For the first time since inception in 2013, the Depository Trust & Clearing Corporation (DTCC) Systemic Risk Barometer Survey is flashing geopolitics above cyber-security as the number one danger to global financial stability.
According to the annual DTCC risk survey, 23 per cent of respondents across the global financial services industry rated geopolitical risk as the greatest threat heading into 2020.
Cyber-security, which has topped the DTCC survey charts since 2013, was ranked just below geopolitics with 22 per cent rating it the most significant risk to financial stability.
In a statement, Michael Leibrock, DTCC chief systemic risk officer, said: “The survey results show that, while cyber risk continues to remain top of mind across the industry, shifts in the geopolitical and macroeconomic landscape are becoming an increasingly important cause of concern for the financial services industry.”
Geopolitics also drew almost equal with cyber-security in the top five risk rankings in the DTCC survey. Close to 60 per cent of respondents rated geopolitics among the top five risks for 2020 compared to 63 per cent for cyber-security: the respective rankings were 55 per cent and 69 per cent in the 2019 survey.

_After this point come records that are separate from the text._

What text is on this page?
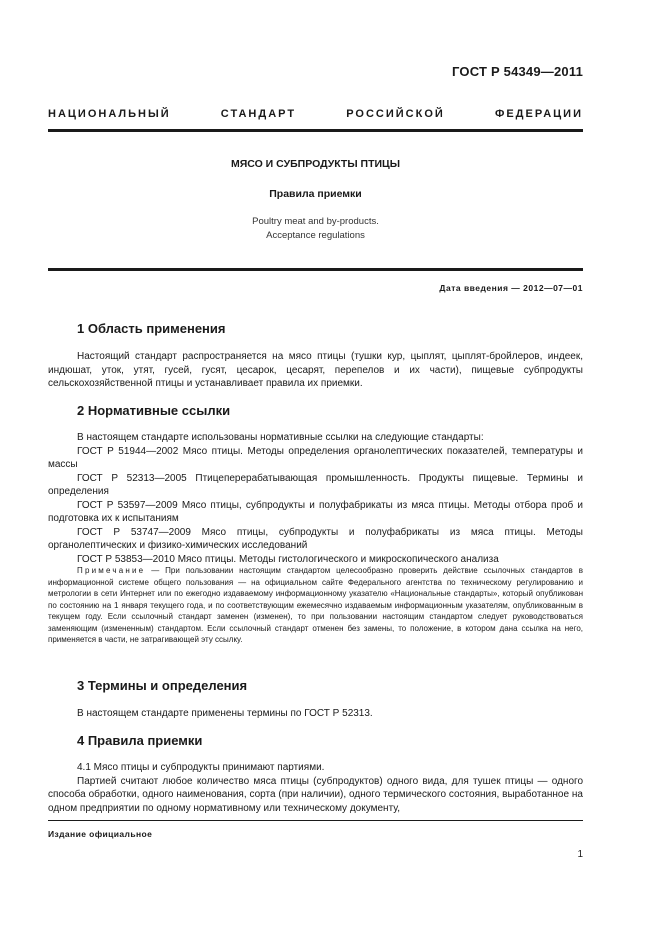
ГОСТ Р 54349—2011
НАЦИОНАЛЬНЫЙ	СТАНДАРТ	РОССИЙСКОЙ	ФЕДЕРАЦИИ
МЯСО И СУБПРОДУКТЫ ПТИЦЫ
Правила приемки
Poultry meat and by-products.
Acceptance regulations
Дата введения — 2012—07—01
1 Область применения

Настоящий стандарт распространяется на мясо птицы (тушки кур, цыплят, цыплят-бройлеров, индеек, индюшат, уток, утят, гусей, гусят, цесарок, цесарят, перепелов и их части), пищевые субпродукты сельскохозяйственной птицы и устанавливает правила их приемки.

2 Нормативные ссылки

В настоящем стандарте использованы нормативные ссылки на следующие стандарты:

ГОСТ Р 51944—2002 Мясо птицы. Методы определения органолептических показателей, температуры и массы

ГОСТ Р 52313—2005 Птицеперерабатывающая промышленность. Продукты пищевые. Термины и определения

ГОСТ Р 53597—2009 Мясо птицы, субпродукты и полуфабрикаты из мяса птицы. Методы отбора проб и подготовка их к испытаниям

ГОСТ Р 53747—2009 Мясо птицы, субпродукты и полуфабрикаты из мяса птицы. Методы органолептических и физико-химических исследований

ГОСТ Р 53853—2010 Мясо птицы. Методы гистологического и микроскопического анализа

Примечание — При пользовании настоящим стандартом целесообразно проверить действие ссылочных стандартов в информационной системе общего пользования — на официальном сайте Федерального агентства по техническому регулированию и метрологии в сети Интернет или по ежегодно издаваемому информационному указателю «Национальные стандарты», который опубликован по состоянию на 1 января текущего года, и по соответствующим ежемесячно издаваемым информационным указателям, опубликованным в текущем году. Если ссылочный стандарт заменен (изменен), то при пользовании настоящим стандартом следует руководствоваться заменяющим (измененным) стандартом. Если ссылочный стандарт отменен без замены, то положение, в котором дана ссылка на него, применяется в части, не затрагивающей эту ссылку.

3 Термины и определения

В настоящем стандарте применены термины по ГОСТ Р 52313.

4 Правила приемки

4.1 Мясо птицы и субпродукты принимают партиями.

Партией считают любое количество мяса птицы (субпродуктов) одного вида, для тушек птицы — одного способа обработки, одного наименования, сорта (при наличии), одного термического состояния, выработанное на одном предприятии по одному нормативному или техническому документу,

Издание официальное
1
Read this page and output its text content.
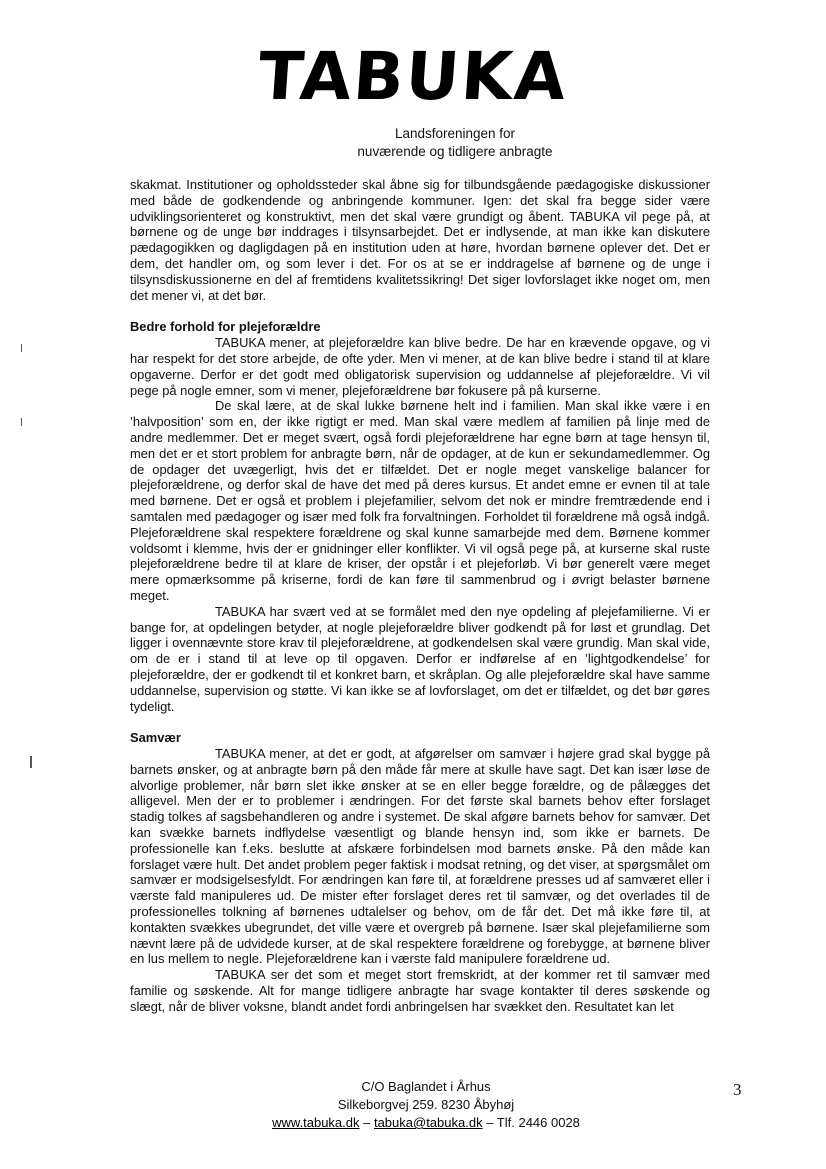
TABUKA
Landsforeningen for
nuværende og tidligere anbragte

skakmat. Institutioner og opholdssteder skal åbne sig for tilbundsgående pædagogiske diskussioner med både de godkendende og anbringende kommuner. Igen: det skal fra begge sider være udviklingsorienteret og konstruktivt, men det skal være grundigt og åbent. TABUKA vil pege på, at børnene og de unge bør inddrages i tilsynsarbejdet. Det er indlysende, at man ikke kan diskutere pædagogikken og dagligdagen på en institution uden at høre, hvordan børnene oplever det. Det er dem, det handler om, og som lever i det. For os at se er inddragelse af børnene og de unge i tilsynsdiskussionerne en del af fremtidens kvalitetssikring! Det siger lovforslaget ikke noget om, men det mener vi, at det bør.

Bedre forhold for plejeforældre

TABUKA mener, at plejeforældre kan blive bedre. De har en krævende opgave, og vi har respekt for det store arbejde, de ofte yder. Men vi mener, at de kan blive bedre i stand til at klare opgaverne. Derfor er det godt med obligatorisk supervision og uddannelse af plejeforældre. Vi vil pege på nogle emner, som vi mener, plejeforældrene bør fokusere på på kurserne.

De skal lære, at de skal lukke børnene helt ind i familien. Man skal ikke være i en ’halvposition’ som en, der ikke rigtigt er med. Man skal være medlem af familien på linje med de andre medlemmer. Det er meget svært, også fordi plejeforældrene har egne børn at tage hensyn til, men det er et stort problem for anbragte børn, når de opdager, at de kun er sekundamedlemmer. Og de opdager det uvægerligt, hvis det er tilfældet. Det er nogle meget vanskelige balancer for plejeforældrene, og derfor skal de have det med på deres kursus. Et andet emne er evnen til at tale med børnene. Det er også et problem i plejefamilier, selvom det nok er mindre fremtrædende end i samtalen med pædagoger og især med folk fra forvaltningen. Forholdet til forældrene må også indgå. Plejeforældrene skal respektere forældrene og skal kunne samarbejde med dem. Børnene kommer voldsomt i klemme, hvis der er gnidninger eller konflikter. Vi vil også pege på, at kurserne skal ruste plejeforældrene bedre til at klare de kriser, der opstår i et plejeforløb. Vi bør generelt være meget mere opmærksomme på kriserne, fordi de kan føre til sammenbrud og i øvrigt belaster børnene meget.

TABUKA har svært ved at se formålet med den nye opdeling af plejefamilierne. Vi er bange for, at opdelingen betyder, at nogle plejeforældre bliver godkendt på for løst et grundlag. Det ligger i ovennævnte store krav til plejeforældrene, at godkendelsen skal være grundig. Man skal vide, om de er i stand til at leve op til opgaven. Derfor er indførelse af en ’lightgodkendelse’ for plejeforældre, der er godkendt til et konkret barn, et skråplan. Og alle plejeforældre skal have samme uddannelse, supervision og støtte. Vi kan ikke se af lovforslaget, om det er tilfældet, og det bør gøres tydeligt.

Samvær

TABUKA mener, at det er godt, at afgørelser om samvær i højere grad skal bygge på barnets ønsker, og at anbragte børn på den måde får mere at skulle have sagt. Det kan især løse de alvorlige problemer, når børn slet ikke ønsker at se en eller begge forældre, og de pålægges det alligevel. Men der er to problemer i ændringen. For det første skal barnets behov efter forslaget stadig tolkes af sagsbehandleren og andre i systemet. De skal afgøre barnets behov for samvær. Det kan svække barnets indflydelse væsentligt og blande hensyn ind, som ikke er barnets. De professionelle kan f.eks. beslutte at afskære forbindelsen mod barnets ønske. På den måde kan forslaget være hult. Det andet problem peger faktisk i modsat retning, og det viser, at spørgsmålet om samvær er modsigelsesfyldt. For ændringen kan føre til, at forældrene presses ud af samværet eller i værste fald manipuleres ud. De mister efter forslaget deres ret til samvær, og det overlades til de professionelles tolkning af børnenes udtalelser og behov, om de får det. Det må ikke føre til, at kontakten svækkes ubegrundet, det ville være et overgreb på børnene. Især skal plejefamilierne som nævnt lære på de udvidede kurser, at de skal respektere forældrene og forebygge, at børnene bliver en lus mellem to negle. Plejeforældrene kan i værste fald manipulere forældrene ud.

TABUKA ser det som et meget stort fremskridt, at der kommer ret til samvær med familie og søskende. Alt for mange tidligere anbragte har svage kontakter til deres søskende og slægt, når de bliver voksne, blandt andet fordi anbringelsen har svækket den. Resultatet kan let

C/O Baglandet i Århus
Silkeborgvej 259. 8230 Åbyhøj
www.tabuka.dk – tabuka@tabuka.dk – Tlf. 2446 0028
3
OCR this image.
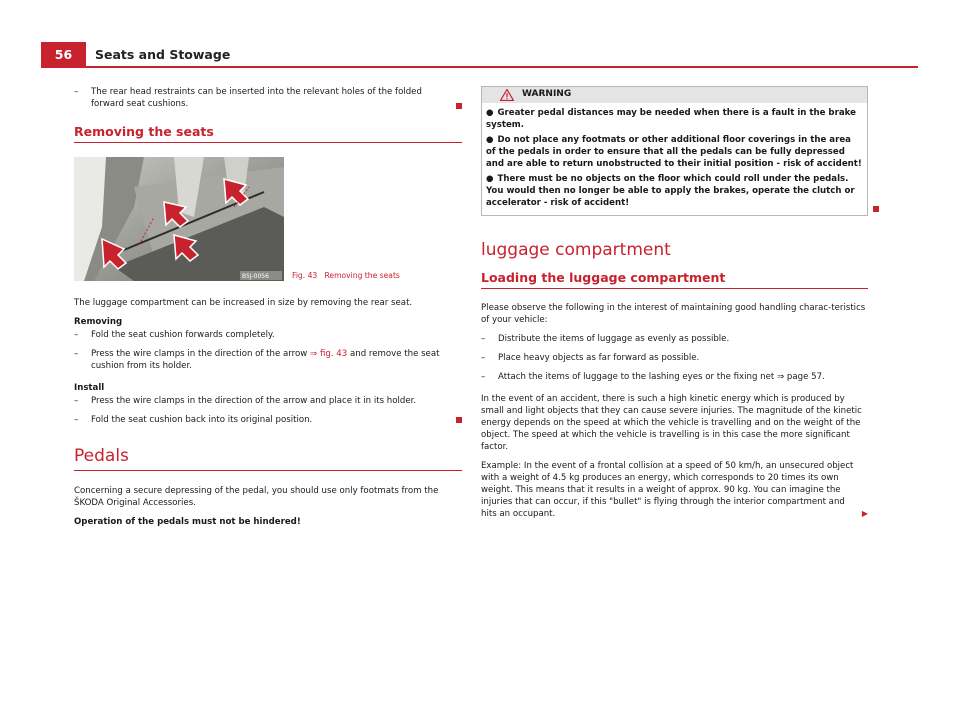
56	Seats and Stowage
– The rear head restraints can be inserted into the relevant holes of the folded forward seat cushions.
Removing the seats
B5J-0056	Fig. 43 Removing the seats

The luggage compartment can be increased in size by removing the rear seat.

Removing
– Fold the seat cushion forwards completely.
– Press the wire clamps in the direction of the arrow ⇒ fig. 43 and remove the seat cushion from its holder.
Install
– Press the wire clamps in the direction of the arrow and place it in its holder.
– Fold the seat cushion back into its original position.
Pedals

Concerning a secure depressing of the pedal, you should use only footmats from the ŠKODA Original Accessories.

Operation of the pedals must not be hindered!

WARNING

● Greater pedal distances may be needed when there is a fault in the brake system.

● Do not place any footmats or other additional floor coverings in the area of the pedals in order to ensure that all the pedals can be fully depressed and are able to return unobstructed to their initial position - risk of accident!

● There must be no objects on the floor which could roll under the pedals. You would then no longer be able to apply the brakes, operate the clutch or accelerator - risk of accident!

luggage compartment
Loading the luggage compartment

Please observe the following in the interest of maintaining good handling charac-teristics of your vehicle:

– Distribute the items of luggage as evenly as possible.
– Place heavy objects as far forward as possible.
– Attach the items of luggage to the lashing eyes or the fixing net ⇒ page 57.

In the event of an accident, there is such a high kinetic energy which is produced by small and light objects that they can cause severe injuries. The magnitude of the kinetic energy depends on the speed at which the vehicle is travelling and on the weight of the object. The speed at which the vehicle is travelling is in this case the more significant factor.

Example: In the event of a frontal collision at a speed of 50 km/h, an unsecured object with a weight of 4.5 kg produces an energy, which corresponds to 20 times its own weight. This means that it results in a weight of approx. 90 kg. You can imagine the injuries that can occur, if this "bullet" is flying through the interior compartment and hits an occupant.	▶
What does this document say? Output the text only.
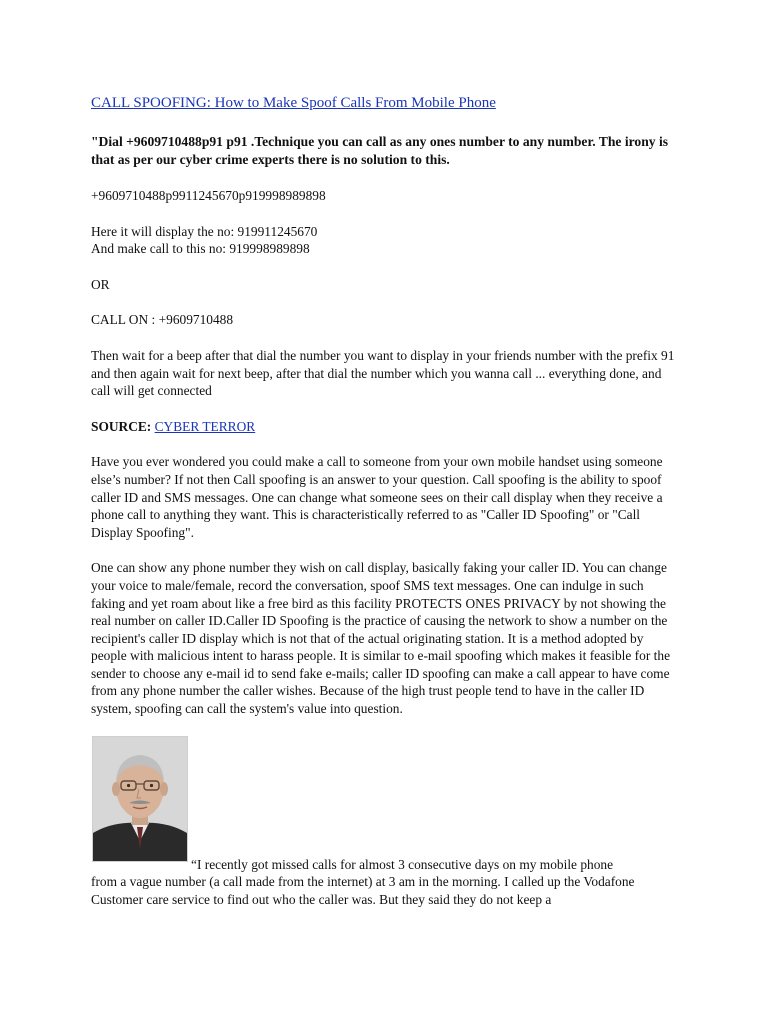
CALL SPOOFING: How to Make Spoof Calls From Mobile Phone

"Dial +9609710488p91 p91 .Technique you can call as any ones number to any number. The irony is that as per our cyber crime experts there is no solution to this.

+9609710488p9911245670p919998989898

Here it will display the no: 919911245670
And make call to this no: 919998989898

OR

CALL ON : +9609710488

Then wait for a beep after that dial the number you want to display in your friends number with the prefix 91 and then again wait for next beep, after that dial the number which you wanna call ... everything done, and call will get connected

SOURCE: CYBER TERROR

Have you ever wondered you could make a call to someone from your own mobile handset using someone else’s number? If not then Call spoofing is an answer to your question. Call spoofing is the ability to spoof caller ID and SMS messages. One can change what someone sees on their call display when they receive a phone call to anything they want. This is characteristically referred to as "Caller ID Spoofing" or "Call Display Spoofing".

One can show any phone number they wish on call display, basically faking your caller ID. You can change your voice to male/female, record the conversation, spoof SMS text messages. One can indulge in such faking and yet roam about like a free bird as this facility PROTECTS ONES PRIVACY by not showing the real number on caller ID.Caller ID Spoofing is the practice of causing the network to show a number on the recipient's caller ID display which is not that of the actual originating station. It is a method adopted by people with malicious intent to harass people. It is similar to e-mail spoofing which makes it feasible for the sender to choose any e-mail id to send fake e-mails; caller ID spoofing can make a call appear to have come from any phone number the caller wishes. Because of the high trust people tend to have in the caller ID system, spoofing can call the system's value into question.

“I recently got missed calls for almost 3 consecutive days on my mobile phone
from a vague number (a call made from the internet) at 3 am in the morning. I called up the Vodafone Customer care service to find out who the caller was. But they said they do not keep a
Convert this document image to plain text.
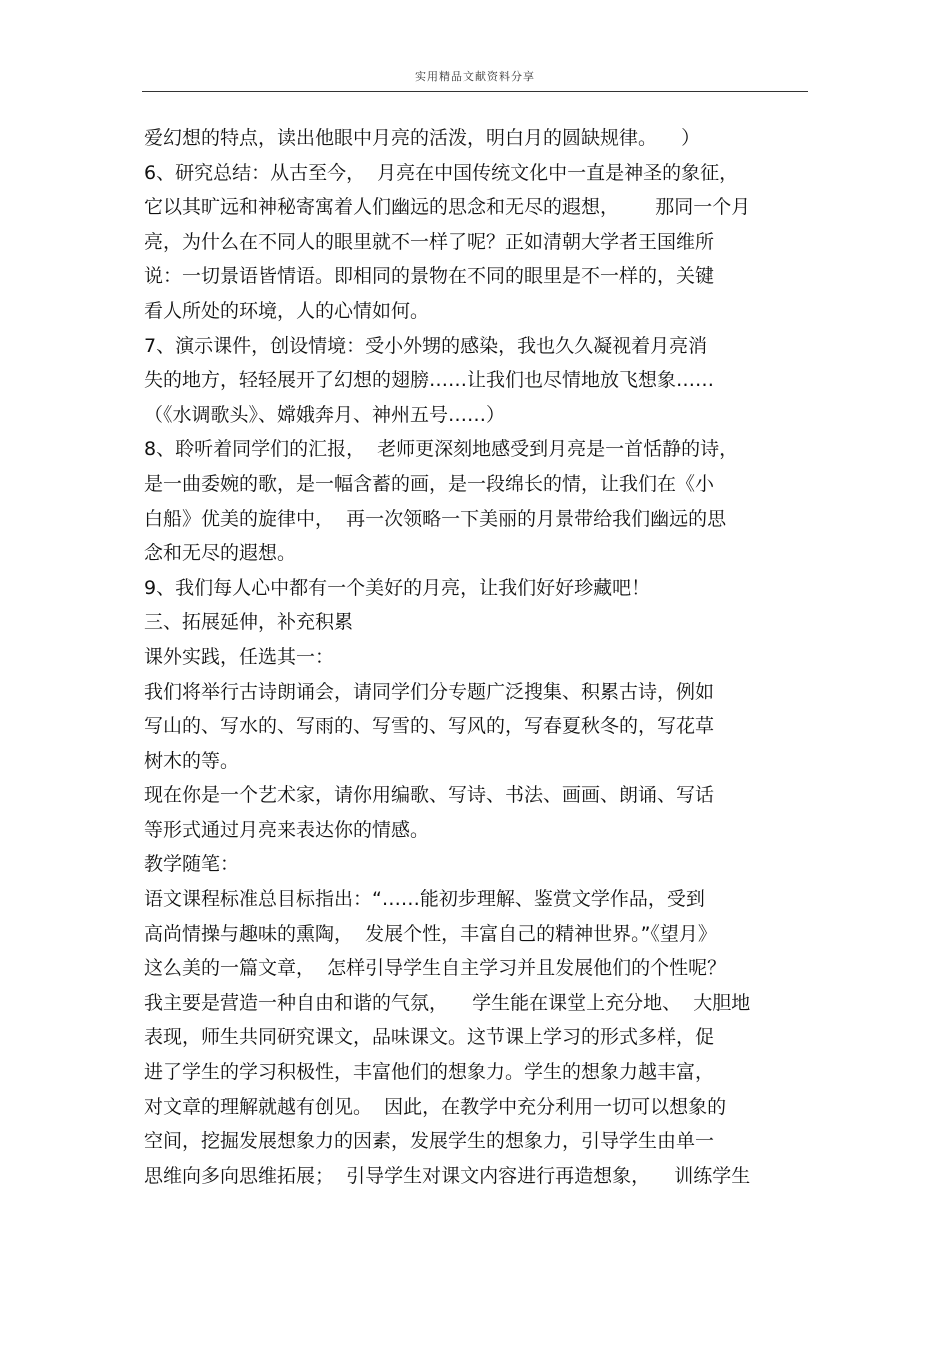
实用精品文献资料分享
爱幻想的特点，读出他眼中月亮的活泼，明白月的圆缺规律。    ）
6、研究总结：从古至今，  月亮在中国传统文化中一直是神圣的象征，
它以其旷远和神秘寄寓着人们幽远的思念和无尽的遐想，      那同一个月
亮，为什么在不同人的眼里就不一样了呢？正如清朝大学者王国维所
说：一切景语皆情语。即相同的景物在不同的眼里是不一样的，关键
看人所处的环境，人的心情如何。
7、演示课件，创设情境：受小外甥的感染，我也久久凝视着月亮消
失的地方，轻轻展开了幻想的翅膀……让我们也尽情地放飞想象……
（《水调歌头》、嫦娥奔月、神州五号……）
8、聆听着同学们的汇报，  老师更深刻地感受到月亮是一首恬静的诗，
是一曲委婉的歌，是一幅含蓄的画，是一段绵长的情，让我们在《小
白船》优美的旋律中，  再一次领略一下美丽的月景带给我们幽远的思
念和无尽的遐想。
9、我们每人心中都有一个美好的月亮，让我们好好珍藏吧！
三、拓展延伸，补充积累
课外实践，任选其一：
我们将举行古诗朗诵会，请同学们分专题广泛搜集、积累古诗，例如
写山的、写水的、写雨的、写雪的、写风的，写春夏秋冬的，写花草
树木的等。
现在你是一个艺术家，请你用编歌、写诗、书法、画画、朗诵、写话
等形式通过月亮来表达你的情感。
教学随笔：
语文课程标准总目标指出：“……能初步理解、鉴赏文学作品，受到
高尚情操与趣味的熏陶，  发展个性，丰富自己的精神世界。”《望月》
这么美的一篇文章，  怎样引导学生自主学习并且发展他们的个性呢？
我主要是营造一种自由和谐的气氛，    学生能在课堂上充分地、  大胆地
表现，师生共同研究课文，品味课文。这节课上学习的形式多样，促
进了学生的学习积极性，丰富他们的想象力。学生的想象力越丰富，
对文章的理解就越有创见。  因此，在教学中充分利用一切可以想象的
空间，挖掘发展想象力的因素，发展学生的想象力，引导学生由单一
思维向多向思维拓展；  引导学生对课文内容进行再造想象，    训练学生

However, the threat of a US economic slowdown was the biggest-mover in the risk worries year-on-year with 44 per cent of those surveyed putting it among the top five versus just 22 per cent in the previous study.
The remaining top five stress-out factors include Brexit, slated by 43 per cent of respondents (down from 49 per cent last year) and an Asian economic slump (30 per cent compared to 26 per cent in 2019).
Outside the big five concerns, US monetary policy, sudden market dislocation and funding liquidity all jumped in the DTCC worry-index over the 12-month period. At the same time, respondents ranked regulation, market liquidity and excessive global debt as less-concerning than last year.
Fintech also dropped away as a threat to global financial stability with just 10 per cent of those surveyed worried about the sector compared to 20 per cent in 2019.
About three-quarters of firms in the DTCC study plan to increase investment in operational resilience next year, the report says.
Andrew Gray, DTCC group chief risk officer, said in a release that today “industry and regulators are placing a premium on operational resilience and continuity of critical business services as the nature of risk has evolved and the landscape has become more complex and challenging”.
“Disruptions will occur and as a result, risk managers must approach resilience more holistically in order to gain a deeper understanding of their organization and its myriad of interdependencies,” Gray said.
DTCC specialises in “post-trade market infrastructure”, processing securities transactions to the tune of US$1.85 quadrillion in 2018 while supplying custody and asset servicing on US$52.2 trillion held across 170 jurisdictions.